Pertanyaan paling serius: ke mana universitas harus bergerak? Akankah kampus yang seharusnya berisi para intelektual dan akademisi akan terus digiring menjadi pemuja teknologi, atau sebaliknya menjadi katalisator teriakan kelompok partikular dengan sikap primordial. Tentu tidak keduanya.

Karena itu, seluruh proses dan dinamika di universitas haruslah mengedepankan humanisme yang proporsional. Teknologi adalah perangkat dan tata cara yang diciptakan manusia. Pada akhirnya, dia harus digunakan untuk melayani keperluan yang dianggap penting oleh para pelakunya. Maka, membentuk watak para pelaku adalah kunci utama.

Di negara berkembang seperti Indonesia ini, di mana akses keuangan masih langka, kemajuan teknologi digital bisa diarahkan untuk turut menyelesaikannya.

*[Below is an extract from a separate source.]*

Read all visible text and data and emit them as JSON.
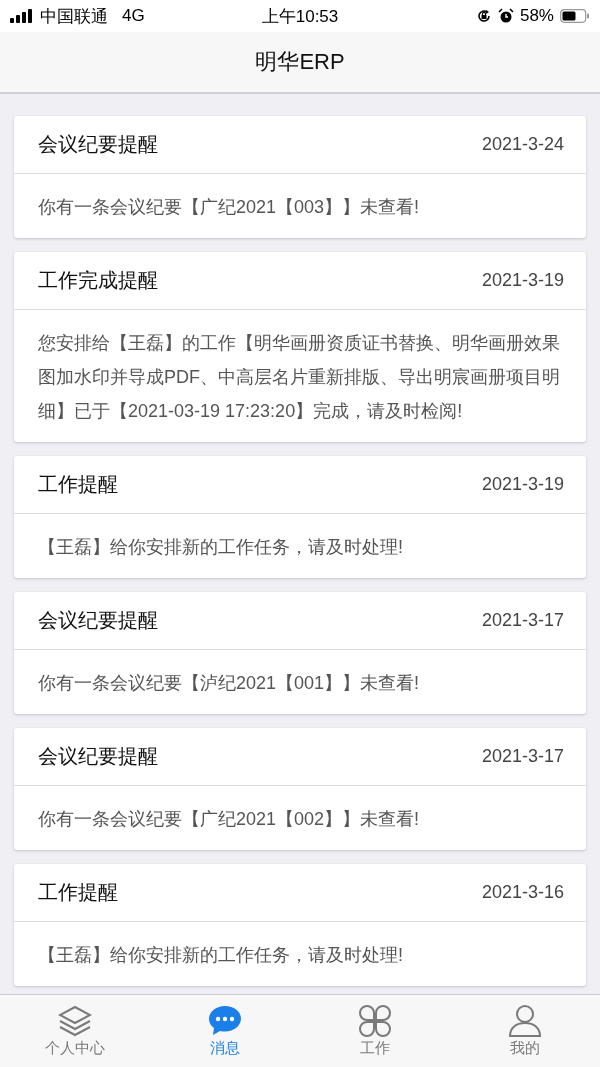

Sekolah bisnis bisa mengajarkan pendekatan teknokrasi manajerial yang diarahkan untuk memecahkan persoalan sosial.

Pendekatan socio-entrepreneurial ini berkembang di banyak tempat. Bahkan, mulai banyak upaya mendirikan usaha rintisan (start-up) dalam rangka turut serta menyelesaikan persoalan sosial.

Intinya, syaraf kepekaan pada lingkungan sosial harus dikembangkan hingga pada tataran konkret, berupa tindakan nyata. Tanpa itu, gejala transhumanisme akan menguat. Jangan heran kalau penganut ajaran ini kian banyak yang menduduki posisi penting, baik secara politik, sosial, kebudayaan, bahkan keagamaan. Tak hanya dinamika perekonomian, peradaban dunia pun tengah mencari keseimbangan baru.